Şimdi, tıkanacaksınız yakın bir tarihte ve
tıkandınız, tıkandınız değerli arkadaşlarım.
Ne oldu? İşçiyi, esnafı, dulu, yetimi, yani, mağdur
etmek için bu Mecliste ne gerektiyse onu yaptınız. Şu yasa
bir aydır gidiyor geliyor, gidiyor geliyor, gidiyor geliyor,
değerli arkadaşlarım, erteleniyor. Niye? Eğer,
Avrupa Birliği isteseydi, IMF isteseydi anında bu yasa
çıkardı, ama, dulun, yetimin, işçinin hakkı bir tek
orada mı kayboldu?
Değerli arkadaşlarım,
bakınız, 657 sayılı Kanunun 4/C maddesini ortaya
koydunuz. Kim bunlar? Bir bölümü Mecliste çalışan arkadaşlarımız.
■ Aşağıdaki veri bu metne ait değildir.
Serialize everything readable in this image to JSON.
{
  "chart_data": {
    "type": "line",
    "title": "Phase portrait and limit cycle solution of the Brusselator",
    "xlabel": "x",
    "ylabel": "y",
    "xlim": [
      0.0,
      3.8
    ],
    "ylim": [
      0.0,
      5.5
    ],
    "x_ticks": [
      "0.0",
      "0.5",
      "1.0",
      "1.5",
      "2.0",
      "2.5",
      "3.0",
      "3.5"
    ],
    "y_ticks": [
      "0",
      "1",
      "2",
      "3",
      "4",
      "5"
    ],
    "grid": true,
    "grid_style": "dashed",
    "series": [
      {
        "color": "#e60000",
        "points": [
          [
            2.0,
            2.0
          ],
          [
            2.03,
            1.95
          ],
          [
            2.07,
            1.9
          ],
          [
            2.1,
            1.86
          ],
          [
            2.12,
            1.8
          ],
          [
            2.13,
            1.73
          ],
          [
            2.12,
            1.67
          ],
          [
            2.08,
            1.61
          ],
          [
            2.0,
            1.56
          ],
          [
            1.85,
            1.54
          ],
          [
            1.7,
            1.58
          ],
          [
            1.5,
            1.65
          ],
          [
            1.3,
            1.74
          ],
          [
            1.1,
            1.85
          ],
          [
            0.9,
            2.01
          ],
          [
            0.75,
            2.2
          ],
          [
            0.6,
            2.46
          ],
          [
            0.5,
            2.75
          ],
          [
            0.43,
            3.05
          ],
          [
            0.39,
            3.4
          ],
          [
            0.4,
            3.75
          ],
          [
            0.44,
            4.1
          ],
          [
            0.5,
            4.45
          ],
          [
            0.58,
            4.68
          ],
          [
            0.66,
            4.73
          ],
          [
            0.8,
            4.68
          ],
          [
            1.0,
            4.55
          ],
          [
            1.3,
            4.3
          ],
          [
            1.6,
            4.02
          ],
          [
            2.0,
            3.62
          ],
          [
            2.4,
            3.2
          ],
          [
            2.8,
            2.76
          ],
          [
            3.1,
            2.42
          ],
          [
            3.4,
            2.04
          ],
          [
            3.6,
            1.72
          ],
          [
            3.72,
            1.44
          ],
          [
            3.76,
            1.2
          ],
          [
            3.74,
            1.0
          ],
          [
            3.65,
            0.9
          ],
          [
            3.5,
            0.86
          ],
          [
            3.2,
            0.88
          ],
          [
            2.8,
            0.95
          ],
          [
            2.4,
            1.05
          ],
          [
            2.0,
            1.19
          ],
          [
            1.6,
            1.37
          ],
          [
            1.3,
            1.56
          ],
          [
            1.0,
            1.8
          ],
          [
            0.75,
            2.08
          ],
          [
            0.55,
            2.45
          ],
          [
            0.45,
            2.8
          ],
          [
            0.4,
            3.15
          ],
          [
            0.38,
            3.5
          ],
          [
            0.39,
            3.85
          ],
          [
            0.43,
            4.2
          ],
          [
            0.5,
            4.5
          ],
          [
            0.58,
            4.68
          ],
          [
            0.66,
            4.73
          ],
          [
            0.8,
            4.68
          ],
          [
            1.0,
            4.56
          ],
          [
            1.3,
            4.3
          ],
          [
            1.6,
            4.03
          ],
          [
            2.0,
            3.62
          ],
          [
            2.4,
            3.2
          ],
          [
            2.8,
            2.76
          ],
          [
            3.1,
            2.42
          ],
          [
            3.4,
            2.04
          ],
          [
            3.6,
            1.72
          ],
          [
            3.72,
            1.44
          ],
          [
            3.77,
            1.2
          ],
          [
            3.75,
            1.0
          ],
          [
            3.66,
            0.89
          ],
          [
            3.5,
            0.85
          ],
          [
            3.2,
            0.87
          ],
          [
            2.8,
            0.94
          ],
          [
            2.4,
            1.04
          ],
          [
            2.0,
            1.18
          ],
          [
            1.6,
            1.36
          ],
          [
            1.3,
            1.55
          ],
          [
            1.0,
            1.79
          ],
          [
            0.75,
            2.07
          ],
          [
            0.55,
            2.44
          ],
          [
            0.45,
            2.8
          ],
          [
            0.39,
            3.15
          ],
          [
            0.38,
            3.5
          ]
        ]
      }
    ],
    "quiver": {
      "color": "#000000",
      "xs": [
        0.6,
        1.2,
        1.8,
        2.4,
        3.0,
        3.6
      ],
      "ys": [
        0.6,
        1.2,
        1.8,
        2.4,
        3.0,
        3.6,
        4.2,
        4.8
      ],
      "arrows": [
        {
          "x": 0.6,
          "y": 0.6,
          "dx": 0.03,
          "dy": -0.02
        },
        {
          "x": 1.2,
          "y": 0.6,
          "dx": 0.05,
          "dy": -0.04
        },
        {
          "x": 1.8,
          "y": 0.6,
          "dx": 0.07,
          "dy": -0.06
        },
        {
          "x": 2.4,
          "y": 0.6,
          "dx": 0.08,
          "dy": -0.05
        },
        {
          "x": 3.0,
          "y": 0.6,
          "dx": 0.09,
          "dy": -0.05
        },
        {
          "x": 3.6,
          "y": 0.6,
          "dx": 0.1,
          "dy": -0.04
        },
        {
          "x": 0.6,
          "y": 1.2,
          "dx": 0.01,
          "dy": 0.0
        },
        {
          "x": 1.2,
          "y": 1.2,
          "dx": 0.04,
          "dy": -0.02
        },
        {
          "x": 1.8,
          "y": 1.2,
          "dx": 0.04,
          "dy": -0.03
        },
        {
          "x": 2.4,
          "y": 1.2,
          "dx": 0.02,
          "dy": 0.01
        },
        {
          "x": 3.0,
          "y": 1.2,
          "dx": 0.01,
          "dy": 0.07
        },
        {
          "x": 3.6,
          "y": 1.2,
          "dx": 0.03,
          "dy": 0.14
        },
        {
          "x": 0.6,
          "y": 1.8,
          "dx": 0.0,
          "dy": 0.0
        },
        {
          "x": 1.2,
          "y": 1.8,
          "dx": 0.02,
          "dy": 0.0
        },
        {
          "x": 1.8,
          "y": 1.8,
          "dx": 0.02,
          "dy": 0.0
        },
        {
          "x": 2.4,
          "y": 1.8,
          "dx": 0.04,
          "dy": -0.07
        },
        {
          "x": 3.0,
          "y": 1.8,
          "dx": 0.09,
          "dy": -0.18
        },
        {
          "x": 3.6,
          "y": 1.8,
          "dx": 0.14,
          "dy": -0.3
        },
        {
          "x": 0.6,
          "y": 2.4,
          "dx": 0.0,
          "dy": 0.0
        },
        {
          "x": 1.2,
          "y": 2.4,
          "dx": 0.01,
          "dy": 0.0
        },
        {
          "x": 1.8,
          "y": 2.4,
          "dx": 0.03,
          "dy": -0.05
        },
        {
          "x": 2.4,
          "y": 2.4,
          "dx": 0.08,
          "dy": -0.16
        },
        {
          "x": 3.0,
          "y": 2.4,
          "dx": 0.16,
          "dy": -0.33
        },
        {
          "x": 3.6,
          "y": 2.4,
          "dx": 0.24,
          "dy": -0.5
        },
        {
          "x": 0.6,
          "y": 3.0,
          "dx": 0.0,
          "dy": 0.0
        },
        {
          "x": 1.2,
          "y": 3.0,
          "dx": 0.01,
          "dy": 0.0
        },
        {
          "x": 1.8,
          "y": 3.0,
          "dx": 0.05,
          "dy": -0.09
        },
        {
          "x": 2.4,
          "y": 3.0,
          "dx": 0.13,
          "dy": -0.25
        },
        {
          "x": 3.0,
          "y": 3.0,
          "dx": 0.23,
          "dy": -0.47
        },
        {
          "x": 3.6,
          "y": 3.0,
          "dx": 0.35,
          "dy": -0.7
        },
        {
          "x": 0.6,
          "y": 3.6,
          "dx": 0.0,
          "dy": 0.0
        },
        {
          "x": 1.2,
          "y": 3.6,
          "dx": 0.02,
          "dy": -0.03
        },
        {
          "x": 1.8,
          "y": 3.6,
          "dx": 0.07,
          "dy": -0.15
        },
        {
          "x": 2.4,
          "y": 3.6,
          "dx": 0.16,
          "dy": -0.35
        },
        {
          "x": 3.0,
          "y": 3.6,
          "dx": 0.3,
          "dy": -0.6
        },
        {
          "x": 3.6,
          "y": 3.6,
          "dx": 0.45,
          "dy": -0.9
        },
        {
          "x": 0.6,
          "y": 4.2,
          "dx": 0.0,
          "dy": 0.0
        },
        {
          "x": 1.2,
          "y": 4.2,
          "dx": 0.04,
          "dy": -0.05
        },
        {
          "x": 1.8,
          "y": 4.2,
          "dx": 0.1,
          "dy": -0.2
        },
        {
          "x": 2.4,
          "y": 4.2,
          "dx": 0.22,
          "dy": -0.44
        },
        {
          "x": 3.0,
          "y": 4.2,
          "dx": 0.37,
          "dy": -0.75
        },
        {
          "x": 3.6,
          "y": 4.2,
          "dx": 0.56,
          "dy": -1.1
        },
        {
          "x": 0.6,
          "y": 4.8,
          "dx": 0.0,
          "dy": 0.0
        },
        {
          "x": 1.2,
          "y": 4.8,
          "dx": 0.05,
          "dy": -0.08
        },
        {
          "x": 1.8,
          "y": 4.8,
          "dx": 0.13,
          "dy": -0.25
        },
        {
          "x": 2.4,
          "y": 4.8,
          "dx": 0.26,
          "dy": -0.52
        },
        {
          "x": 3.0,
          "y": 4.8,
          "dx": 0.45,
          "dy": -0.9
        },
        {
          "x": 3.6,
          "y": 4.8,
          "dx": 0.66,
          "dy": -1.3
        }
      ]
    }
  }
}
Hani eşit işe eşit ücret? Bir grubu fazla ücret alıyor,
bir grubu fazla ücret alıyor ve değerli arkadaşlarım,
günah işliyorsunuz. Hak sahibine hakkını vermiyorsunuz.
Şef olması gereken, bir sürü, orada çalışanın
evraklarını, yazılan evraklarını durdurdunuz
ve kendi yandaşlarınızdan bir bölümünü de kadroya geçirttiniz.
İsim listesi burada. Bu adaletsizliği, bu haksızlığı
yapmayın. İsminize yakışmıyor değerli
arkadaşlarım. İki şey var: Ya bunun doğrusunu
yaparsınız ya AK Parti adını değiştirirsiniz.
Değerli arkadaşlarım,
ne oldu? Binlerce insan işinden oldu. Niye oldu? Sattınız.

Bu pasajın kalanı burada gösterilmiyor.